RETROSPECTIVE – THE UNQUIET AMERICAN. Transgressive Comedies from the U.S.

October 7 – November 5, 2009 in cooperation with the Austrian Film Museum.

Curated by Jonathan Rosenbaum.

Apparently once upon a time - as the title of Graham Greene’s 1955 anti-American novel, The Quiet American, set in Vietnam, suggested - certain Americans, even mischievous ones, could be regarded as “quiet”. But even when Teddy Roosevelt (1858-1919), around the turn of the century, advised a friend to “speak softly and carry a big stick,” one can doubt how accurately this might have described American behavior. And over a century later, in an era just after the eight-year rule of George W. Bush, Americans often seem neither quiet nor modest about their ignorance but actually loud and boastful about it. This is what suggested the title of my retrospective, “The Unquiet American: Transgressive Comedies from the U.S.,” positing a kind of reckless, unbridled, and often solipsistic American spirit, at once exhilarating and dangerous, spreading anarchy, chaos, and other kinds of messes wherever it goes. At their best, these comedies tend to be well aware of this spirit, using it as a tool of discovery as well as an object of satire and social critique.

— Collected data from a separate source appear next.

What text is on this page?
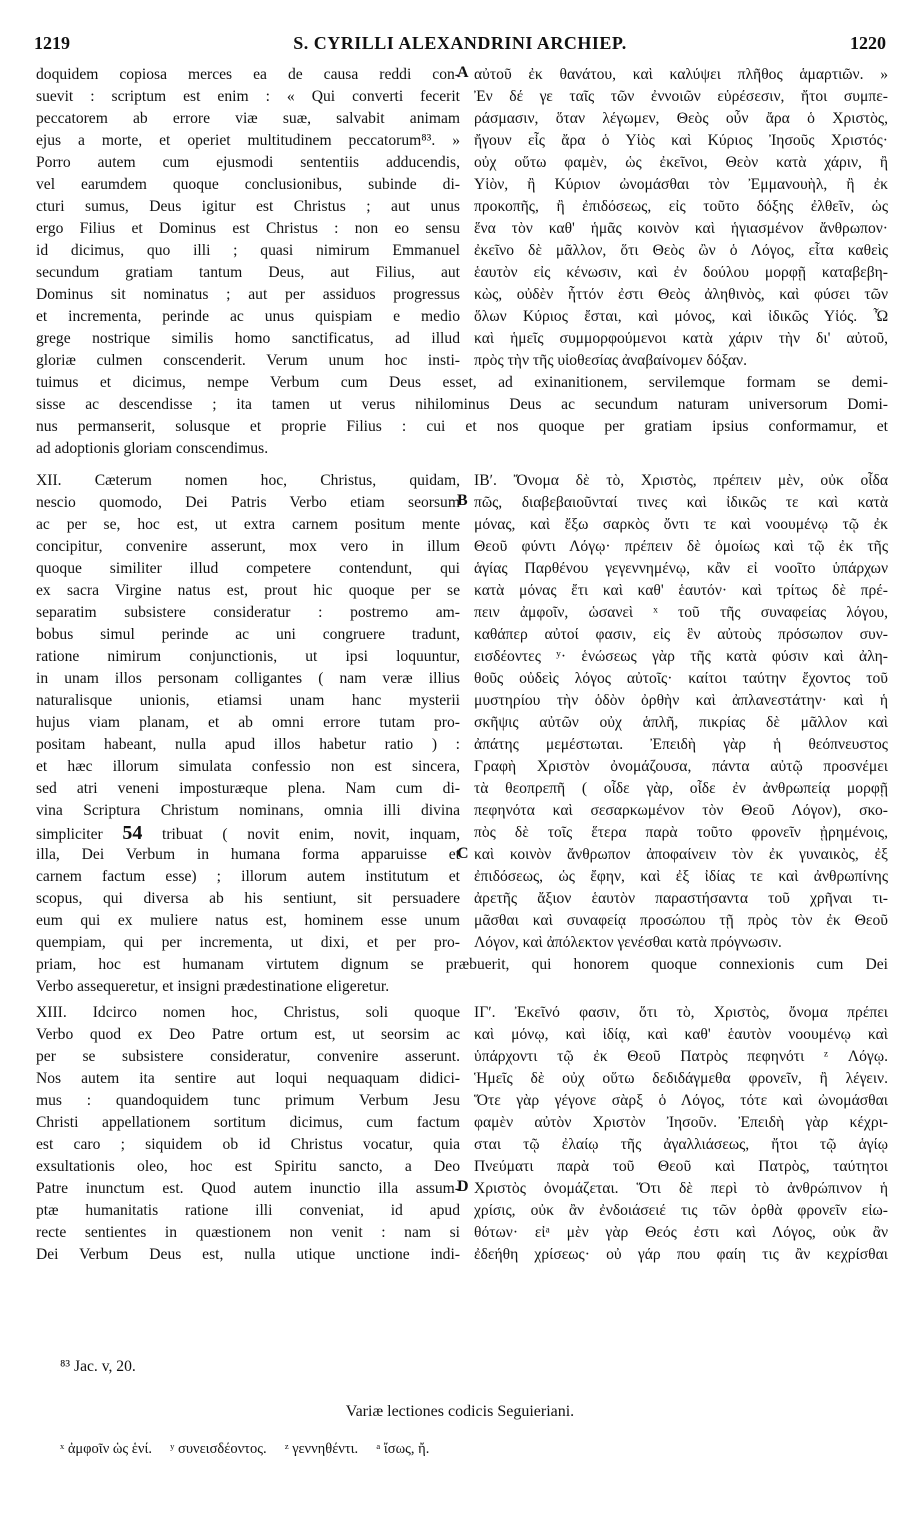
1219	S. CYRILLI ALEXANDRINI ARCHIEP.	1220
doquidem copiosa merces ea de causa reddi con-
suevit : scriptum est enim : « Qui converti fecerit
peccatorem ab errore viæ suæ, salvabit animam
ejus a morte, et operiet multitudinem peccatorum⁸³. »
Porro autem cum ejusmodi sententiis adducendis,
vel earumdem quoque conclusionibus, subinde di-
cturi sumus, Deus igitur est Christus ; aut unus
ergo Filius et Dominus est Christus : non eo sensu
id dicimus, quo illi ; quasi nimirum Emmanuel
secundum gratiam tantum Deus, aut Filius, aut
Dominus sit nominatus ; aut per assiduos progressus
et incrementa, perinde ac unus quispiam e medio
grege nostrique similis homo sanctificatus, ad illud
gloriæ culmen conscenderit. Verum unum hoc insti-
αὐτοῦ ἐκ θανάτου, καὶ καλύψει πλῆθος ἁμαρτιῶν. »
Ἐν δέ γε ταῖς τῶν ἐννοιῶν εὑρέσεσιν, ἤτοι συμπε-
ράσμασιν, ὅταν λέγωμεν, Θεὸς οὖν ἄρα ὁ Χριστὸς,
ἤγουν εἷς ἄρα ὁ Υἱὸς καὶ Κύριος Ἰησοῦς Χριστός·
οὐχ οὕτω φαμὲν, ὡς ἐκεῖνοι, Θεὸν κατὰ χάριν, ἢ
Υἱὸν, ἢ Κύριον ὠνομάσθαι τὸν Ἐμμανουὴλ, ἢ ἐκ
προκοπῆς, ἢ ἐπιδόσεως, εἰς τοῦτο δόξης ἐλθεῖν, ὡς
ἕνα τὸν καθ' ἡμᾶς κοινὸν καὶ ἡγιασμένον ἄνθρωπον·
ἐκεῖνο δὲ μᾶλλον, ὅτι Θεὸς ὢν ὁ Λόγος, εἶτα καθεὶς
ἑαυτὸν εἰς κένωσιν, καὶ ἐν δούλου μορφῇ καταβεβη-
κὼς, οὐδὲν ἧττόν ἐστι Θεὸς ἀληθινὸς, καὶ φύσει τῶν
ὅλων Κύριος ἔσται, καὶ μόνος, καὶ ἰδικῶς Υἱός. Ὦ
καὶ ἡμεῖς συμμορφούμενοι κατὰ χάριν τὴν δι' αὐτοῦ,
πρὸς τὴν τῆς υἱοθεσίας ἀναβαίνομεν δόξαν.
tuimus et dicimus, nempe Verbum cum Deus esset, ad exinanitionem, servilemque formam se demi-
sisse ac descendisse ; ita tamen ut verus nihilominus Deus ac secundum naturam universorum Domi-
nus permanserit, solusque et proprie Filius : cui et nos quoque per gratiam ipsius conformamur, et
ad adoptionis gloriam conscendimus.
XII. Cæterum nomen hoc, Christus, quidam,
nescio quomodo, Dei Patris Verbo etiam seorsum
ac per se, hoc est, ut extra carnem positum mente
concipitur, convenire asserunt, mox vero in illum
quoque similiter illud competere contendunt, qui
ex sacra Virgine natus est, prout hic quoque per se
separatim subsistere consideratur : postremo am-
bobus simul perinde ac uni congruere tradunt,
ratione nimirum conjunctionis, ut ipsi loquuntur,
in unam illos personam colligantes ( nam veræ illius
naturalisque unionis, etiamsi unam hanc mysterii
hujus viam planam, et ab omni errore tutam pro-
positam habeant, nulla apud illos habetur ratio ) :
et hæc illorum simulata confessio non est sincera,
sed atri veneni imposturæque plena. Nam cum di-
vina Scriptura Christum nominans, omnia illi divina
simpliciter 54 tribuat ( novit enim, novit, inquam,
illa, Dei Verbum in humana forma apparuisse et
carnem factum esse) ; illorum autem institutum et
scopus, qui diversa ab his sentiunt, sit persuadere
eum qui ex muliere natus est, hominem esse unum
quempiam, qui per incrementa, ut dixi, et per pro-
ΙΒʹ. Ὄνομα δὲ τὸ, Χριστὸς, πρέπειν μὲν, οὐκ οἶδα
πῶς, διαβεβαιοῦνταί τινες καὶ ἰδικῶς τε καὶ κατὰ
μόνας, καὶ ἔξω σαρκὸς ὄντι τε καὶ νοουμένῳ τῷ ἐκ
Θεοῦ φύντι Λόγῳ· πρέπειν δὲ ὁμοίως καὶ τῷ ἐκ τῆς
ἁγίας Παρθένου γεγεννημένῳ, κἂν εἰ νοοῖτο ὑπάρχων
κατὰ μόνας ἔτι καὶ καθ' ἑαυτόν· καὶ τρίτως δὲ πρέ-
πειν ἀμφοῖν, ὡσανεὶ ˣ τοῦ τῆς συναφείας λόγου,
καθάπερ αὐτοί φασιν, εἰς ἓν αὐτοὺς πρόσωπον συν-
εισδέοντες ʸ· ἑνώσεως γὰρ τῆς κατὰ φύσιν καὶ ἀλη-
θοῦς οὐδεὶς λόγος αὐτοῖς· καίτοι ταύτην ἔχοντος τοῦ
μυστηρίου τὴν ὁδὸν ὀρθὴν καὶ ἀπλανεστάτην· καὶ ἡ
σκῆψις αὐτῶν οὐχ ἁπλῆ, πικρίας δὲ μᾶλλον καὶ
ἀπάτης μεμέστωται. Ἐπειδὴ γὰρ ἡ θεόπνευστος
Γραφὴ Χριστὸν ὀνομάζουσα, πάντα αὐτῷ προσνέμει
τὰ θεοπρεπῆ ( οἶδε γὰρ, οἶδε ἐν ἀνθρωπείᾳ μορφῇ
πεφηνότα καὶ σεσαρκωμένον τὸν Θεοῦ Λόγον), σκο-
πὸς δὲ τοῖς ἕτερα παρὰ τοῦτο φρονεῖν ᾐρημένοις,
καὶ κοινὸν ἄνθρωπον ἀποφαίνειν τὸν ἐκ γυναικὸς, ἐξ
ἐπιδόσεως, ὡς ἔφην, καὶ ἐξ ἰδίας τε καὶ ἀνθρωπίνης
ἀρετῆς ἄξιον ἑαυτὸν παραστήσαντα τοῦ χρῆναι τι-
μᾶσθαι καὶ συναφείᾳ προσώπου τῇ πρὸς τὸν ἐκ Θεοῦ
Λόγον, καὶ ἀπόλεκτον γενέσθαι κατὰ πρόγνωσιν.
priam, hoc est humanam virtutem dignum se præbuerit, qui honorem quoque connexionis cum Dei
Verbo assequeretur, et insigni prædestinatione eligeretur.
XIII. Idcirco nomen hoc, Christus, soli quoque
Verbo quod ex Deo Patre ortum est, ut seorsim ac
per se subsistere consideratur, convenire asserunt.
Nos autem ita sentire aut loqui nequaquam didici-
mus : quandoquidem tunc primum Verbum Jesu
Christi appellationem sortitum dicimus, cum factum
est caro ; siquidem ob id Christus vocatur, quia
exsultationis oleo, hoc est Spiritu sancto, a Deo
Patre inunctum est. Quod autem inunctio illa assum-
ptæ humanitatis ratione illi conveniat, id apud
recte sentientes in quæstionem non venit : nam si
Dei Verbum Deus est, nulla utique unctione indi-
ΙΓʹ. Ἐκεῖνό φασιν, ὅτι τὸ, Χριστὸς, ὄνομα πρέπει
καὶ μόνῳ, καὶ ἰδίᾳ, καὶ καθ' ἑαυτὸν νοουμένῳ καὶ
ὑπάρχοντι τῷ ἐκ Θεοῦ Πατρὸς πεφηνότι ᶻ Λόγῳ.
Ἡμεῖς δὲ οὐχ οὕτω δεδιδάγμεθα φρονεῖν, ἢ λέγειν.
Ὅτε γὰρ γέγονε σὰρξ ὁ Λόγος, τότε καὶ ὠνομάσθαι
φαμὲν αὐτὸν Χριστὸν Ἰησοῦν. Ἐπειδὴ γὰρ κέχρι-
σται τῷ ἐλαίῳ τῆς ἀγαλλιάσεως, ἤτοι τῷ ἁγίῳ
Πνεύματι παρὰ τοῦ Θεοῦ καὶ Πατρὸς, ταύτητοι
Χριστὸς ὀνομάζεται. Ὅτι δὲ περὶ τὸ ἀνθρώπινον ἡ
χρίσις, οὐκ ἂν ἐνδοιάσειέ τις τῶν ὀρθὰ φρονεῖν εἰω-
θότων· εἰᵃ μὲν γὰρ Θεός ἐστι καὶ Λόγος, οὐκ ἂν
ἐδεήθη χρίσεως· οὐ γάρ που φαίη τις ἂν κεχρίσθαι
A
B
C
D
⁸³ Jac. v, 20.
Variæ lectiones codicis Seguieriani.
ˣ ἀμφοῖν ὡς ἑνί. ʸ συνεισδέοντος. ᶻ γεννηθέντι. ᵃ ἴσως, ἤ.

Conspicuously absent from my deliberately eclectic survey are the middle-class comedies of Woody Allen, which to my mind are a little too pleased with themselves to register as either quiet or transgressive (although, if the series had been larger, I would have included What’s Up, Tiger Lily?, an early effort that Allen usually omits from his own filmographies). More characteristic of what I have in mind are the hysterical working-class comedies of Jerry Lewis (such as The Ladies Man), as well as the pop-art satire of Frank Tashlin about comic books (Artists and Models) and advertising (Will Success Spoil Rock Hunter?) And when it comes to a more upscale milieu, I prefer the more jaundiced views of American wealth offered in Laughter, Bluebeard’s Eighth Wife, Christmas in July, Gentlemen Prefer Blondes, and Avanti! – or even the alienation towards working-class life exhibited in Albert Brooks’s Real Life and Lost in America.

I’ve used five thematic categories for my selections. “Americans Abroad” stretches from such obvious (if neglected) inclusions as The Three Caballeros, Mr. Freedom, and Ishtar to the less obvious Matinee (1993) of Joe Dante--a successor to Tashlin who charts clear links in 1962 between war nerves and the horror movies of William Castle. “Class Tensions and Ethnic Tensions” includes both the black cinema of Wendell B. Harris, Jr. (Chameleon Street) and the edgy (if implicit) Jewish anti-Semitism of Elaine May’s The Heartbreak Kid, not to mention Warren Beatty’s take on both class and race in Bulworth. “Cultural Tensions” incorporates an American child’s hatred for high European culture (The 5,000 Fingers of Dr. T., 1953), Jack Smith’s scandalous appreciation of Hollywood in Flaming Creatures (1963), and Douglas Fairbanks’ scorn for Freudian fashion (When the Clouds Roll By, 1919). “Deconstructive Anarchy and Romantic Anarchy” makes room for the pleasures of demolishing huge sets (Steven Spielberg’s 1941), patriotism (Leo McCarey and the Marx Brothers’ Duck Soup, and cinema itself (courtesy of Tex Avery, Albert Brooks, Dave Fleischer, Spike Jonze, and Buster Keaton). And finally, “Sexual Tensions”--a quintessential American subject, as viewed by George Axelrod (Lord Love a Duck), George Cukor (Adam’s Rib), Jerry Lewis (The Ladies Man), Howard Hawks (Monkey Business), Jim McBride (Hot Times), Hal Roach (Turnabout), John Waters (Female Trouble), and others.